The convener of Holyrood’s justice committee has rebuked Police Scotland’s chief constable for his force’s failure to provide documents relating to a high-profile spy row.
Chief Constable Phil Gormley is due to appear before MSPs next week to give evidence on internal communications and whistleblowing within the national force.
It follows a ruling late last year by the Interception of Communications Commissioner’s Office (Iocco) that Police Scotland contravened data guidelines while attempting to expose details of a journalist’s source.
A number of senior officers have refused to appear before MSPs to give evidence at Holyrood, but Mr Gormley has agreed to appear on Tuesday.
But in a letter to the chief constable ahead of the meeting, Christine Grahame MSP said her committee was “disappointed” Police Scotland had failed to provide documentation requested several weeks ago.

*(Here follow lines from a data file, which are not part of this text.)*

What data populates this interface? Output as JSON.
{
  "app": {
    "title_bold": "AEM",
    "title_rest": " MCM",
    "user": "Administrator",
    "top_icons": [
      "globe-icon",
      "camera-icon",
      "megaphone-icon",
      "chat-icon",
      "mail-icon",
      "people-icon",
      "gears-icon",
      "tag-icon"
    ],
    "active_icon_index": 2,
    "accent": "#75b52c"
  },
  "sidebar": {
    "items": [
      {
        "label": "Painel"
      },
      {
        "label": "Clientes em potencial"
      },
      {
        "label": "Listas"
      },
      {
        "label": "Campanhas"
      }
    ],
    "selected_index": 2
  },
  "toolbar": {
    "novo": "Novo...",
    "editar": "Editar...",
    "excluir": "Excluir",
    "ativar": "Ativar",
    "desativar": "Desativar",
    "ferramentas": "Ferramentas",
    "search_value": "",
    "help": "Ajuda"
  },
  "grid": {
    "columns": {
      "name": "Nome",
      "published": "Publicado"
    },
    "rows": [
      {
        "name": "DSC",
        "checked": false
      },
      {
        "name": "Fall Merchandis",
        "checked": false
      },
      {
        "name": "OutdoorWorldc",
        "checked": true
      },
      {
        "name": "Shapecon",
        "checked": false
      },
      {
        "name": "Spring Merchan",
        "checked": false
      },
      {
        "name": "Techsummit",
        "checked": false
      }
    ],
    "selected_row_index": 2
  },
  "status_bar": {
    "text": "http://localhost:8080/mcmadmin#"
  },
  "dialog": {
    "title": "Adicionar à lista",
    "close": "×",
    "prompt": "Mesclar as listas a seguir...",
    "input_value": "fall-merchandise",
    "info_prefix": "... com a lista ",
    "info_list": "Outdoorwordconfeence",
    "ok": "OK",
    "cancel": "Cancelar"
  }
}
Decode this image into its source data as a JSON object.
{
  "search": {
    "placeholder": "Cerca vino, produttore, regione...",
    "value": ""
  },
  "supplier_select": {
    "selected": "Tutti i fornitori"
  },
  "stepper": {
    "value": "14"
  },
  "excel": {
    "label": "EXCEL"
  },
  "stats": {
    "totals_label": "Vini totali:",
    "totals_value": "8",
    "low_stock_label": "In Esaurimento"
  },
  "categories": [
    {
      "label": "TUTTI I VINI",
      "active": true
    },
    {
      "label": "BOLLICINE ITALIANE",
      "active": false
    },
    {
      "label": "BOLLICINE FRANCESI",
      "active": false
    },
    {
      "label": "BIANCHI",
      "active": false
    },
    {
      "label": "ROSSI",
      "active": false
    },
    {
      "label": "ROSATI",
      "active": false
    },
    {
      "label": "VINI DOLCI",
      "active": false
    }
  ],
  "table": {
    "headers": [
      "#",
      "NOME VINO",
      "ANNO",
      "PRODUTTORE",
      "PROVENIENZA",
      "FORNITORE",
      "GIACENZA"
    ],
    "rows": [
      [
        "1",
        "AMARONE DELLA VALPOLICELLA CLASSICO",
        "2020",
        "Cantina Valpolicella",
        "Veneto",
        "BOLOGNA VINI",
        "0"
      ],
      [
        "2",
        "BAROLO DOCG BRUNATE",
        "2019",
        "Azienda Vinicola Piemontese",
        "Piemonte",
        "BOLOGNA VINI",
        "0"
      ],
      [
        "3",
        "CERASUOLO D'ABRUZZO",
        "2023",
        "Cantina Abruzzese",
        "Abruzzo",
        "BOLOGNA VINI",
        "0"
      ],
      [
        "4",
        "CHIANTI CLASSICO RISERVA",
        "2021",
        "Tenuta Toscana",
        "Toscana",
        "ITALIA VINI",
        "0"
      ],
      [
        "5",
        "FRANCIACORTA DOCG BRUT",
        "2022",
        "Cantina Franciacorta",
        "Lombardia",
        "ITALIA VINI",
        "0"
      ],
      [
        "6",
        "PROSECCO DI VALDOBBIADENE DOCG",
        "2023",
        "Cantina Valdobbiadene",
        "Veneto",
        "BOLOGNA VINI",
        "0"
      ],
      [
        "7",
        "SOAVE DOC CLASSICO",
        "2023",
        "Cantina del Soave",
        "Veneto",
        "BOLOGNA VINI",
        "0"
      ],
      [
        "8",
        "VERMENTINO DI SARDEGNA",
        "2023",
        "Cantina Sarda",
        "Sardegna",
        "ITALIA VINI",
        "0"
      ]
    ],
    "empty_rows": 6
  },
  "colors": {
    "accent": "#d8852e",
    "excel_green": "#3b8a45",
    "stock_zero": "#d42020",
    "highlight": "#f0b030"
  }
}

MSPs are seeking 14 Iocco reports on inspections of Scottish police forces carried out between 2012 and 2014 and a Police Scotland response.
In a letter from Police Scotland’s head of legal services dated 7 January, the force said the documents would have to be examined and redacted before they could be released.
In her letter to Mr Gormley, Ms Grahame expressed her frustration that work had still not been completed.
She said: “I am writing to you to express the committee’s disappointment that these documents are not yet available, given that the original request for relevant paperwork was made on 16 December.
“We are also disappointed that the documents will apparently not be ready to be shared with the committee before the 1 March meeting.”
In November, Iocco said Police Scotland had been “reckless” when it used the Regulation of Investigatory Powers Act (Ripa) to obtain details of a journalist’s source without first obtaining judicial approval.
The force’s Counter Corruption Unit (CCU) began searching for the source of a leak after stories appeared in the media about the investigation into the unsolved murder of Emma Caldwell in 2005.
Following the press reports, Lord Advocate Frank Mulholland ordered that the case be re-investigated.
Sir Stanley Burnton, the Interception of Communications Commissioner, said Police Scotland had sought communications data to determine a journalist’s source or the “communications of those suspected to have been acting as intermediaries between a journalist and a suspected source”.
He said four people had been “adversely affected” by the contraventions.
Appearing before the justice committee in December, Deputy Chief Constable Neil Richardson said a senior officer had “misinterpreted” the new code governing the communications of journalists 22 days after it came into effect on 25 March last year.
Commenting on Ms Grahame’s letter, a Police Scotland spokesman said: “We are aware of the letter and will respond in due course.”